Cybersecurity and Defense Tech: New "Unicorns" and Long-Term Contracts
Cybersecurity remains a sector where venture investments are supported by regular demand: more automation leads to more vulnerabilities and attacks. In Europe, new "unicorns" are emerging in developer-security, such as Aikido Security (round of $60 million at a $1 billion valuation), and Israel continues to generate large deals for SOC automation and resilience approaches (for example, $140 million for Torq and $61 million for Gambit Security).
Defense tech is strengthening its position due to increased government contracts and a focus on secure environments (air-gapped). Deals such as the $136 million Series B for Defense Unicorns illustrate that defense software is increasingly financed as "enterprise with special compliance" — with long contracts and high revenue predictability.
Mega Funds and Sovereign Capital: Who Becomes the Anchor of Rounds
Fundraising remains difficult for small VC teams, but large platforms continue to raise significant funds: Andreessen Horowitz announced raising over $15 billion, including separate mandates for AI infrastructure and "national interests." This intensifies competition for top deals and shifts bargaining power towards funds with access to late-stage investments.
Sovereign funds from the Gulf states are expanding their presence as LPs and direct investors. A notable step is the expansion of the Qatar Investment Authority's "fund of funds" program by an additional $2 billion (to $3 billion) and participation of sovereign investors as cornerstone LPs in IPOs and large private rounds. In practice, this increases the available capital but raises demands for governance and access to data.
Climate Tech and Energy: Early Checks, Project Logic, and Demand from Data Centers
Climate tech is maturing: more solutions can be prototyped and implemented with relatively small rounds (often in the range of $1–3 million), which is bringing angels and seed funds back into the market.

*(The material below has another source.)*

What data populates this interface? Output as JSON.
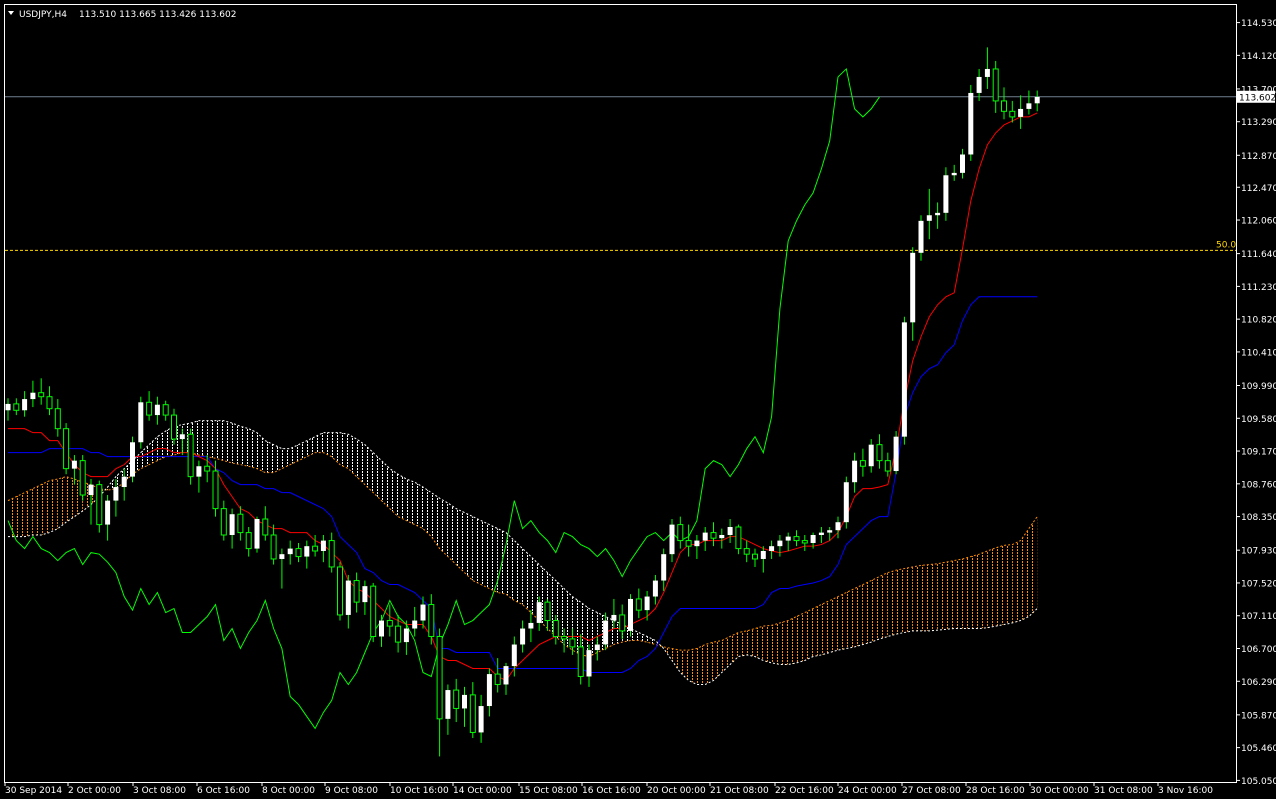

High-CAPEX sectors require a hybrid funding model — venture investments + corporate partners + grants + debt components.
Energy hardtech is receiving additional momentum due to increased energy consumption from AI infrastructure: nuclear and fusion projects are receiving more funding in Europe and the US. For instance, Italian newcleo raised approximately $89 million, while support for fusion testing capabilities is being discussed at the regional level in Germany. For venture funds, this presents a rare opportunity to enter "big physics," but with mandatory verification of industrial feasibility and regulatory roadmaps.
Checklist for Venture Investors of the Week
- Check access to compute for the AI portfolio and plan for reducing inference costs.
- Focus follow-on investments on companies with technological barriers and proven distribution.
- Enhance the security framework (data, models, rights, audit) in enterprise products.
- Prepare for IPO in advance: reporting, governance, metrics, and the narrative of "winning in the age of AI."
- In hardtech, evaluate capital structure, not just the funding round size.
In summary: the venture market increasingly operates by the rules of infrastructure — capital follows computation, energy, security, and contracts. For funds, strategies that connect technological moats with manufacturing and commercial viability in global markets are winning.